Since becoming the NFL commissioner, Roger Goodell has overseen an effort to play NFL games in China (albeit pre-season) and one regular season game internationally. No, I don't support moving games outside the United States -- even if it is just one game. I don't believe the NFL requires the growth they believe they need. I understand the NFL is a business and the goal of business is to maximize profit. But as some leading theoretical physicist say, the universe can only expand so much before collapsing on itself.

Since becoming the NFL Commissioner, Roger Goodell has shook consistency like a pitcher wanting "#1" throwing down the gantlet on rule-breakers and image shatterers. Odell Thurman was given two suspensions that didn't reflect the other. First, he was given a four-game suspension for failing a drug test. Then he was given a 12-game suspension for a DUI? It's not like Thurman had a history of arrests while working in the NFL. Sure, it's about substance abuse policies. But at the same time, you mean to tell me if Shawn Merriman were busted for a DUI, he'd be suspended for the season? The NFL is transitioning into a league full of inconsistencies and punishment based on the media's perception of a certain player's moral clarity.

Which brings me to Curly R, who questions the perception that NFL players are thugs, enacted by the media, for NFL players. Curly makes the comparison that non-NFL people are twice as likely to get arrested.

There are 32 NFL teams, and each team is allowed 53 players during the regular season. This works out to 1,696 players. 35 arrests out of the total player universe works out to just 2% of the league.

Curly goes on to explain that there was an "estimated 14,094,186 arrests" (that's a pretty specific estimation) in the United States... last year. "This works out to a rate of 4,761.6 arrests per 100,000 inhabitants, or 4.7% of the population"

This brings me to a New York Times article (provided by Edward from Washington D.C.), that puts the Bengals to task. Reader Edward chimes in and asks an interesting question. Is the NFL and Roger Goodell so fearful of a potential Bengals championship with arrested players that he'd do "everything" he could to ensure their exit?
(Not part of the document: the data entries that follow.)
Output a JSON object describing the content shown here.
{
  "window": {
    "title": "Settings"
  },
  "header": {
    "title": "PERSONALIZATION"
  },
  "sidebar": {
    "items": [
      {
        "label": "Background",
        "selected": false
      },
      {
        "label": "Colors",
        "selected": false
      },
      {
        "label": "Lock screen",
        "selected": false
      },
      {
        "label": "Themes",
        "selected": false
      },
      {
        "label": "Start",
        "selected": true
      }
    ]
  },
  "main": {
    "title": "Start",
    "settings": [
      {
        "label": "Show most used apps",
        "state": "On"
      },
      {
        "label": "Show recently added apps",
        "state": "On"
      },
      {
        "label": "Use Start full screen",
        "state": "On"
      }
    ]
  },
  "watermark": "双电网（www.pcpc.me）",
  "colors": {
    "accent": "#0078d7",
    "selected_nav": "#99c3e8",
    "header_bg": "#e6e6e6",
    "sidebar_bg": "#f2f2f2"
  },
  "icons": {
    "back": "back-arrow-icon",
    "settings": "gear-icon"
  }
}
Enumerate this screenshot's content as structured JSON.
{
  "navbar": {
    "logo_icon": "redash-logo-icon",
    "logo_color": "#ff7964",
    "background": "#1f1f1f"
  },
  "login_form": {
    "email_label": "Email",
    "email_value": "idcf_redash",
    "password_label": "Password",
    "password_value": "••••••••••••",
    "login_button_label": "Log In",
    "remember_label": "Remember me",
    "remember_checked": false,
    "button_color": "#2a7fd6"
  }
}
The article reads like a prosecutor's final summation to a jury.  And it is, in the court of public opinion.  The article gives Lewis's explanations, and does so in a way that makes them look weak and self-serving.  Think how embarrassing it would be, after all this, for Commissioner Goodell to be pictured at his first Super Bowl, handing the Lombardi Trophy to Mike Brown of the Mean Machine.  Imagine the press coverage if the Bengals got to the Super Bowl, two weeks of stories about the various Bengals arrests.  Story after story on it.  Story after story on Chris Henry.  The NFL would not like that to happen.

How can the NFL prevent it?  Refs could make that happen.  Refs read the papers, they watch TV, they know the commissioner is unhappy with the Bengals.  The Bengals have a hard remaining schedule, and some of the games likely will be close.  All the Refs need do is not give the Bengals the benefit of the doubt in any penalty situation or play reviews.  Penalties not called in previous games now would be.  For example, in the game at Pittsburgh in week three, there was a play where Ike Taylor tackled Chris Henry hard out of bounds, and Henry came up jawing at Taylor.  No flag was thrown then; now, I think, after Goodell's phone call, it's 15 yards for unsportsmanlike conduct.  Or when Henry scored the touchdown, he threw the ball hard towards the stands; no flag then; taunting penalty now.  Already this year, the Bengals lost a close game on an iffy penalty call, that "roughing the QB" during Tampa's winning TD drive.  Coincidentally, that call came in the game immediately after Thurman was suspended for the year.  That was a coincidence, wasn't it?

Do I think Roger Goodell would do something like this? Well, yea, I do. At the same time, I have a hard time believing, with a generation of instant analysis and vast television coverage, that they could do this under everyone's nose. The NFL's image would be severely junked. On the other hand, the Goodell era is already headed that way.